Alison Reid reflects on clear delineations

As head of PAL, Reid is spending time understanding, exploring and debating emerging AI technologies and their applications. Since people codify knowledge by assigning meaning and labels to concepts, Reid is concerned that the label "AI coaching" could make individuals think they are getting a resource that is as expansive and transformational as professional human coaching.

“My issue is that we are muddying the water,” she says. “I’ve used ChatGPT to give me some advice on careers and I’ve played with several AI-driven coaching apps, and they are not the same thing as professional coaching. These guided reflections can be scalable, accessible and helpful, but they are not coaching. The boundaries have to be clear. Once we have that delineation then we can talk about the differences and managing the opportunities they represent.”

She adds that with this sort of clarity, it will be possible to discern ethically what the difference is between true coaching and, for example, a five-step process. “Then we can be honest about the differences and our assessment of whether or not AI is going to replace coaching,” says Reid. “If AI is going to replace parts of coaching, then it should. Or coaching should reinvent itself.”

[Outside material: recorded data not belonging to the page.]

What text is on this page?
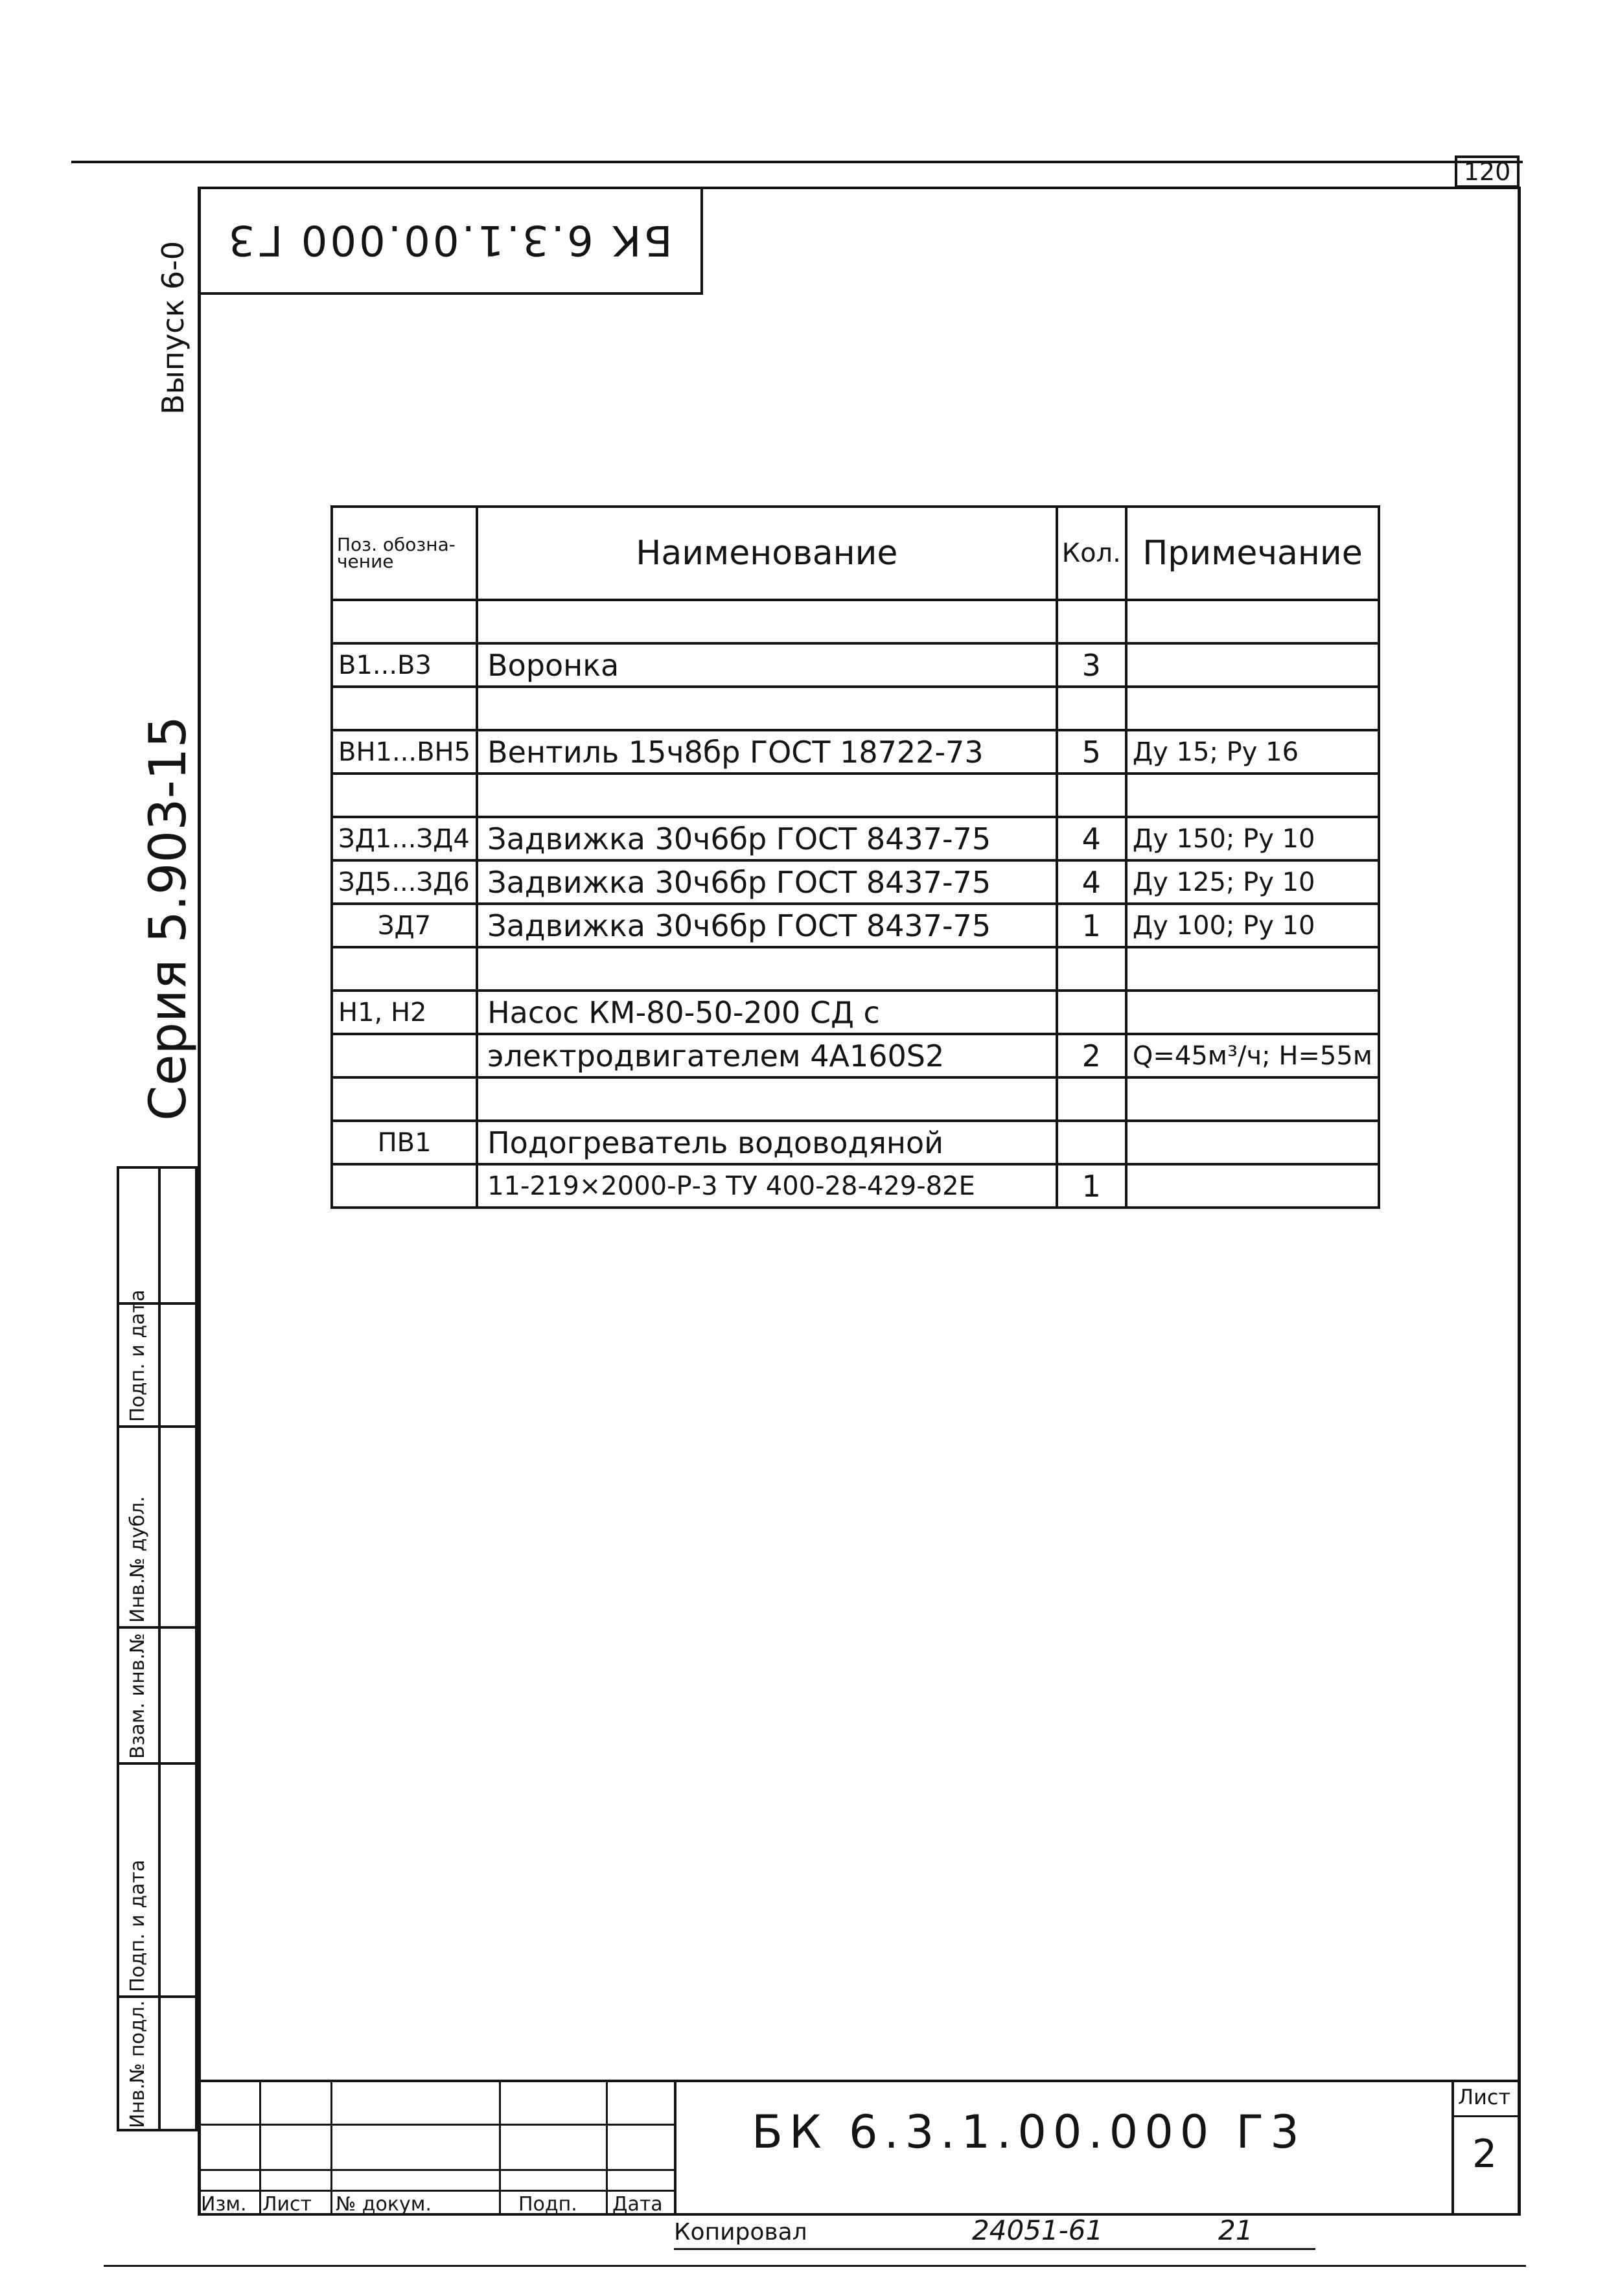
120
БК 6.3.1.00.000 Г3
Выпуск 6-0
Серия 5.903-15
Инв.№ подл.
Подп. и дата
Взам. инв.№
Инв.№ дубл.
Подп. и дата
Поз. обозна- чение	Наименование	Кол.	Примечание

В1...В3	Воронка	3	

ВН1...ВН5	Вентиль 15ч8бр ГОСТ 18722-73	5	Ду 15; Ру 16

ЗД1...ЗД4	Задвижка 30ч6бр ГОСТ 8437-75	4	Ду 150; Ру 10
ЗД5...ЗД6	Задвижка 30ч6бр ГОСТ 8437-75	4	Ду 125; Ру 10
ЗД7	Задвижка 30ч6бр ГОСТ 8437-75	1	Ду 100; Ру 10

Н1, Н2	Насос КМ-80-50-200 СД с		
	электродвигателем 4А160S2	2	Q=45м³/ч; Н=55м

ПВ1	Подогреватель водоводяной		
	11-219×2000-Р-3 ТУ 400-28-429-82Е	1	
Изм. Лист № докум.	Подп. Дата
БК 6.3.1.00.000 Г3
Лист
2
Копировал	24051-61	21
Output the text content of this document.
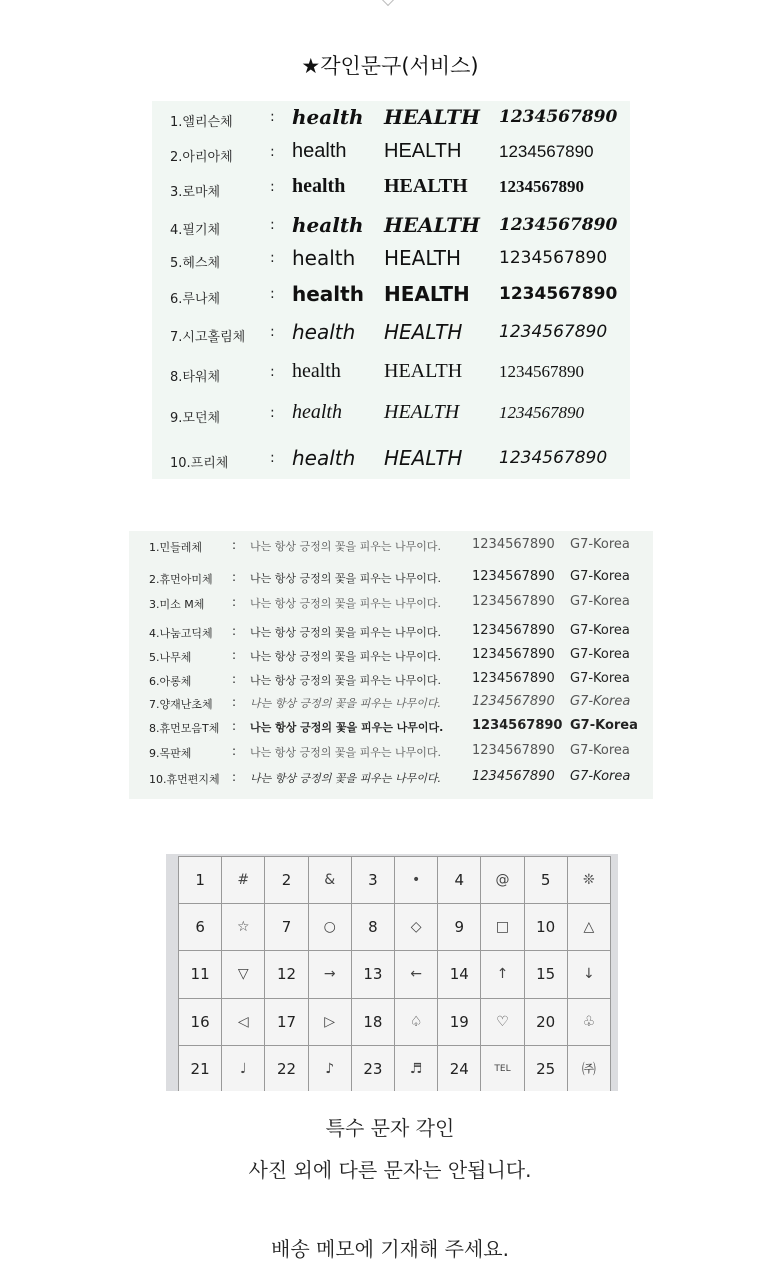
★각인문구(서비스)
1.앨리슨체	: health HEALTH 1234567890
2.아리아체	: health HEALTH 1234567890
3.로마체	: health HEALTH 1234567890
4.필기체	: health HEALTH 1234567890
5.헤스체	: health HEALTH 1234567890
6.루나체	: health HEALTH 1234567890
7.시고홀림체 : health HEALTH 1234567890
8.타워체	: health HEALTH 1234567890
9.모던체	: health HEALTH 1234567890
10.프리체	: health HEALTH 1234567890
1.민들레체	: 나는 항상 긍정의 꽃을 피우는 나무이다. 1234567890 G7-Korea
2.휴먼아미체 : 나는 항상 긍정의 꽃을 피우는 나무이다. 1234567890 G7-Korea
3.미소 M체 : 나는 항상 긍정의 꽃을 피우는 나무이다. 1234567890 G7-Korea
4.나눔고딕체 : 나는 항상 긍정의 꽃을 피우는 나무이다. 1234567890 G7-Korea
5.나무체	: 나는 항상 긍정의 꽃을 피우는 나무이다. 1234567890 G7-Korea
6.아롱체	: 나는 항상 긍정의 꽃을 피우는 나무이다. 1234567890 G7-Korea
7.양재난초체 : 나는 항상 긍정의 꽃을 피우는 나무이다. 1234567890 G7-Korea
8.휴먼모음T체 : 나는 항상 긍정의 꽃을 피우는 나무이다. 1234567890 G7-Korea
9.목판체	: 나는 항상 긍정의 꽃을 피우는 나무이다. 1234567890 G7-Korea
10.휴먼편지체 : 나는 항상 긍정의 꽃을 피우는 나무이다. 1234567890 G7-Korea
1	#	2	&	3	•	4	@	5	❊
6	☆	7	○	8	◇	9	□	10	△
11	▽	12	→	13	←	14	↑	15	↓
16	◁	17	▷	18	♤	19	♡	20	♧
21	♩	22	♪	23	♬	24	TEL	25	㈜
특수 문자 각인
사진 외에 다른 문자는 안됩니다.
배송 메모에 기재해 주세요.
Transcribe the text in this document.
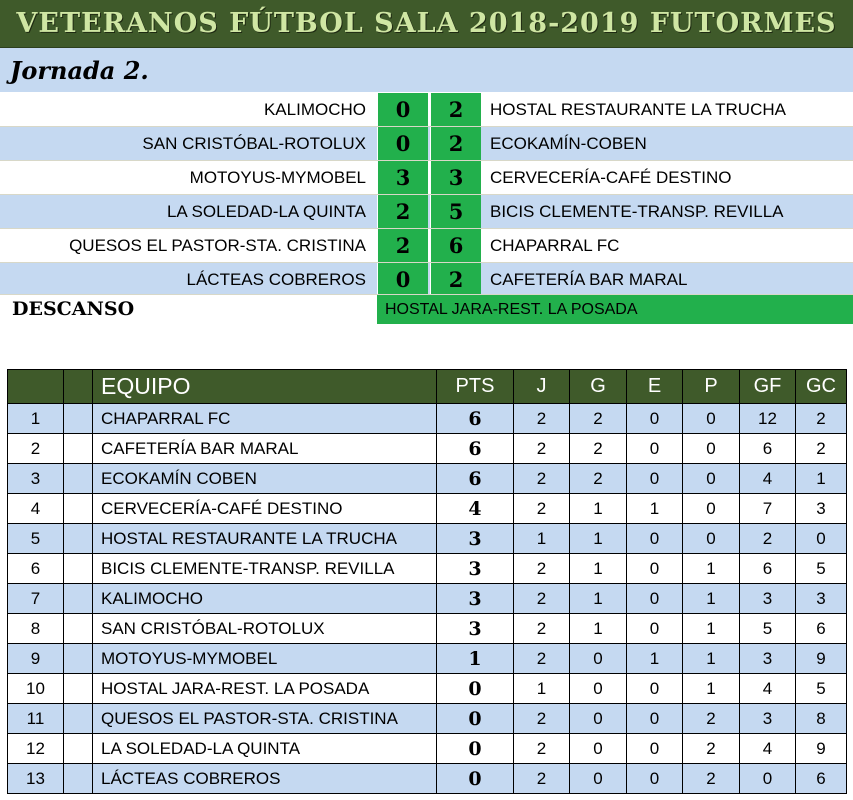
VETERANOS FÚTBOL SALA 2018-2019 FUTORMES
Jornada 2.
KALIMOCHO	0	2	HOSTAL RESTAURANTE LA TRUCHA
SAN CRISTÓBAL-ROTOLUX	0	2	ECOKAMÍN-COBEN
MOTOYUS-MYMOBEL	3	3	CERVECERÍA-CAFÉ DESTINO
LA SOLEDAD-LA QUINTA	2	5	BICIS CLEMENTE-TRANSP. REVILLA
QUESOS EL PASTOR-STA. CRISTINA	2	6	CHAPARRAL FC
LÁCTEAS COBREROS	0	2	CAFETERÍA BAR MARAL
DESCANSO	HOSTAL JARA-REST. LA POSADA
		EQUIPO	PTS	J	G	E	P	GF	GC
1		CHAPARRAL FC	6	2	2	0	0	12	2
2		CAFETERÍA BAR MARAL	6	2	2	0	0	6	2
3		ECOKAMÍN COBEN	6	2	2	0	0	4	1
4		CERVECERÍA-CAFÉ DESTINO	4	2	1	1	0	7	3
5		HOSTAL RESTAURANTE LA TRUCHA	3	1	1	0	0	2	0
6		BICIS CLEMENTE-TRANSP. REVILLA	3	2	1	0	1	6	5
7		KALIMOCHO	3	2	1	0	1	3	3
8		SAN CRISTÓBAL-ROTOLUX	3	2	1	0	1	5	6
9		MOTOYUS-MYMOBEL	1	2	0	1	1	3	9
10		HOSTAL JARA-REST. LA POSADA	0	1	0	0	1	4	5
11		QUESOS EL PASTOR-STA. CRISTINA	0	2	0	0	2	3	8
12		LA SOLEDAD-LA QUINTA	0	2	0	0	2	4	9
13		LÁCTEAS COBREROS	0	2	0	0	2	0	6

  • Could AI in its current form replace human coaching at the same level of depth and understanding?
  • Is the application of AI to coaching a case of running before the technology can walk?
  • Could professional coaching benefit from incorporating AI and machine-learning tools into coaching sessions?
  • Have we even begun to unpack the ethical and bias considerations around AI as a coaching tool?

Alison Reid

Alison Reid is the head of personal and applied learning (PAL) at GIBS, which offers applied leadership development and coaching for all levels of management. Reid’s academic background lies in the field of sports psychology, leadership development and coaching. Reid’s professional background and training is as a facilitator and coach, and her areas of interest include leadership development for sustainability, for human-centred skills of the future, and for humane organisations.

Manoj Chiba

Professor Manoj Chiba is senior lecturer and faculty member at GIBS, whose areas of expertise range from statistics and predictive analytics to digitisation, artificial intelligence, innovation and design. A management professional, Chiba has held senior positions across different sectors, which allows him to draw on this understanding to exploit opportunities and align strategies. His training, qualifications and passion for how data and technology intersect underpin his underlying philosophy for evidence-based decision-making.